10:30 – 10:55: Break
10:55 – 11:55: Talk by Florian Naef on "Dennis Trace in String Topology"
Tuesday, April 15 (Ruppert-116)
13:00 – 14:00: Talk by Florian Naef
14:00 – 14:25: Break
14:25 – 15:25: Talk by Maxime Ramzi
Wednesday, April 16 (MIN-2.01)
13:00 – 14:00: Talk by Florian Naef
14:00 – 14:25: Break
14:25 – 15:25: Talk by Maxime Ramzi
Thursday, April 17 (MIN-2.02)
9:30 – 10:30: Talk by Maxime Ramzi
10:30 – 10:50: Break
10:50 – 11:50: Talk by Florian Naef
Speaker: Florian Naef
Title: Dennis Trace in String Topology
Abstract: String topology can be thought of as the study of operations on the free loop space of a manifold. The operations are of the type cutting loops at intersections and regluing them in a different pattern. As the (supsension spectrum of the) free loop space can be identified with topological Hochschild homology of parametrized spectra, one can ask what these operations correspond to under this equivalence. Whereas part of the string topology structure can be explained by the fact that Poincare duality induces an equivalence between Hochschild homologoy and cohomology, this does not recover an operation called the loop coproduct. The loop coproduct arises from an invariant (the simple homotopy type) in algebraic K-theory by applying the Dennis trace.

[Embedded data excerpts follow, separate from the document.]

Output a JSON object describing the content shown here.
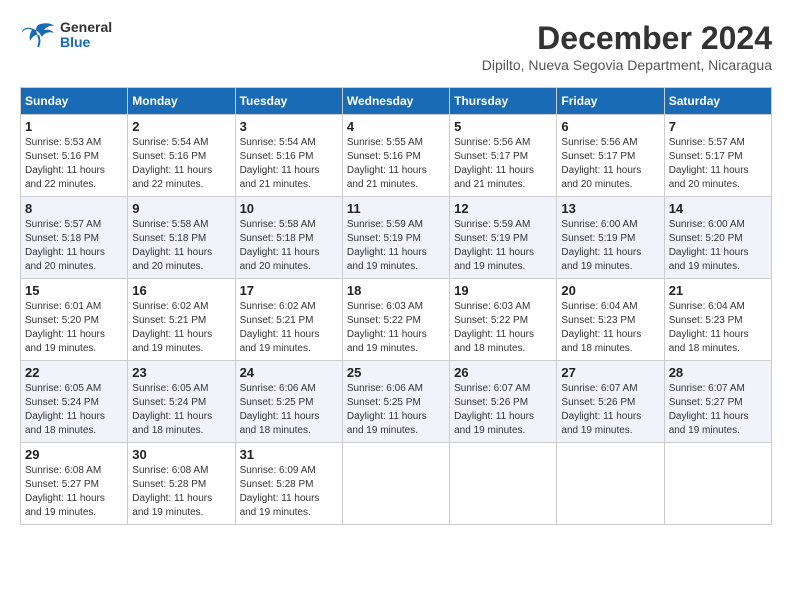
{
  "logo": {
    "general": "General",
    "blue": "Blue"
  },
  "title": "December 2024",
  "subtitle": "Dipilto, Nueva Segovia Department, Nicaragua",
  "days_of_week": [
    "Sunday",
    "Monday",
    "Tuesday",
    "Wednesday",
    "Thursday",
    "Friday",
    "Saturday"
  ],
  "weeks": [
    [
      {
        "day": "1",
        "sunrise": "5:53 AM",
        "sunset": "5:16 PM",
        "daylight": "11 hours and 22 minutes."
      },
      {
        "day": "2",
        "sunrise": "5:54 AM",
        "sunset": "5:16 PM",
        "daylight": "11 hours and 22 minutes."
      },
      {
        "day": "3",
        "sunrise": "5:54 AM",
        "sunset": "5:16 PM",
        "daylight": "11 hours and 21 minutes."
      },
      {
        "day": "4",
        "sunrise": "5:55 AM",
        "sunset": "5:16 PM",
        "daylight": "11 hours and 21 minutes."
      },
      {
        "day": "5",
        "sunrise": "5:56 AM",
        "sunset": "5:17 PM",
        "daylight": "11 hours and 21 minutes."
      },
      {
        "day": "6",
        "sunrise": "5:56 AM",
        "sunset": "5:17 PM",
        "daylight": "11 hours and 20 minutes."
      },
      {
        "day": "7",
        "sunrise": "5:57 AM",
        "sunset": "5:17 PM",
        "daylight": "11 hours and 20 minutes."
      }
    ],
    [
      {
        "day": "8",
        "sunrise": "5:57 AM",
        "sunset": "5:18 PM",
        "daylight": "11 hours and 20 minutes."
      },
      {
        "day": "9",
        "sunrise": "5:58 AM",
        "sunset": "5:18 PM",
        "daylight": "11 hours and 20 minutes."
      },
      {
        "day": "10",
        "sunrise": "5:58 AM",
        "sunset": "5:18 PM",
        "daylight": "11 hours and 20 minutes."
      },
      {
        "day": "11",
        "sunrise": "5:59 AM",
        "sunset": "5:19 PM",
        "daylight": "11 hours and 19 minutes."
      },
      {
        "day": "12",
        "sunrise": "5:59 AM",
        "sunset": "5:19 PM",
        "daylight": "11 hours and 19 minutes."
      },
      {
        "day": "13",
        "sunrise": "6:00 AM",
        "sunset": "5:19 PM",
        "daylight": "11 hours and 19 minutes."
      },
      {
        "day": "14",
        "sunrise": "6:00 AM",
        "sunset": "5:20 PM",
        "daylight": "11 hours and 19 minutes."
      }
    ],
    [
      {
        "day": "15",
        "sunrise": "6:01 AM",
        "sunset": "5:20 PM",
        "daylight": "11 hours and 19 minutes."
      },
      {
        "day": "16",
        "sunrise": "6:02 AM",
        "sunset": "5:21 PM",
        "daylight": "11 hours and 19 minutes."
      },
      {
        "day": "17",
        "sunrise": "6:02 AM",
        "sunset": "5:21 PM",
        "daylight": "11 hours and 19 minutes."
      },
      {
        "day": "18",
        "sunrise": "6:03 AM",
        "sunset": "5:22 PM",
        "daylight": "11 hours and 19 minutes."
      },
      {
        "day": "19",
        "sunrise": "6:03 AM",
        "sunset": "5:22 PM",
        "daylight": "11 hours and 18 minutes."
      },
      {
        "day": "20",
        "sunrise": "6:04 AM",
        "sunset": "5:23 PM",
        "daylight": "11 hours and 18 minutes."
      },
      {
        "day": "21",
        "sunrise": "6:04 AM",
        "sunset": "5:23 PM",
        "daylight": "11 hours and 18 minutes."
      }
    ],
    [
      {
        "day": "22",
        "sunrise": "6:05 AM",
        "sunset": "5:24 PM",
        "daylight": "11 hours and 18 minutes."
      },
      {
        "day": "23",
        "sunrise": "6:05 AM",
        "sunset": "5:24 PM",
        "daylight": "11 hours and 18 minutes."
      },
      {
        "day": "24",
        "sunrise": "6:06 AM",
        "sunset": "5:25 PM",
        "daylight": "11 hours and 18 minutes."
      },
      {
        "day": "25",
        "sunrise": "6:06 AM",
        "sunset": "5:25 PM",
        "daylight": "11 hours and 19 minutes."
      },
      {
        "day": "26",
        "sunrise": "6:07 AM",
        "sunset": "5:26 PM",
        "daylight": "11 hours and 19 minutes."
      },
      {
        "day": "27",
        "sunrise": "6:07 AM",
        "sunset": "5:26 PM",
        "daylight": "11 hours and 19 minutes."
      },
      {
        "day": "28",
        "sunrise": "6:07 AM",
        "sunset": "5:27 PM",
        "daylight": "11 hours and 19 minutes."
      }
    ],
    [
      {
        "day": "29",
        "sunrise": "6:08 AM",
        "sunset": "5:27 PM",
        "daylight": "11 hours and 19 minutes."
      },
      {
        "day": "30",
        "sunrise": "6:08 AM",
        "sunset": "5:28 PM",
        "daylight": "11 hours and 19 minutes."
      },
      {
        "day": "31",
        "sunrise": "6:09 AM",
        "sunset": "5:28 PM",
        "daylight": "11 hours and 19 minutes."
      },
      null,
      null,
      null,
      null
    ]
  ]
}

I will try and give some background on the original geometric construction of the string topology operations, roughly following the historical discovery. We will then see various algebraic models and the connection to embedding calculus. And finally we will see how the Dennis trace appears.
Speaker: Maxime Ramzi
Title: The Goodwillie calculus of localizing invariants and the Dundas-Goodwillie-McCarthy theorem
The Dundas-Goodwillie-McCarthy theorem is a fundamental theorem in algebraic K-theory, the backbone of trace methods.
Recent advances in the theory of localizing invariants have helped clarify the proof of this theorem and related ingredients (the Dundas-McCarthy and Lindenstrauss-McCarthy theorems).
The goal of my lectures will be to present these recent advances and ultimately a proof of the DGM theorem. Roughly, an outline of the lectures is as follows :
1- Overview of the DGM theorem and proof strategy
2- Basics of the Goodwillie calculus of localizing invariants : first derivatives and trace theories
3- More on the Goodwillie calculus of localizing invariants : higher derivatives
4- Convergence, conclusion of the proof and leftovers from previous lectures.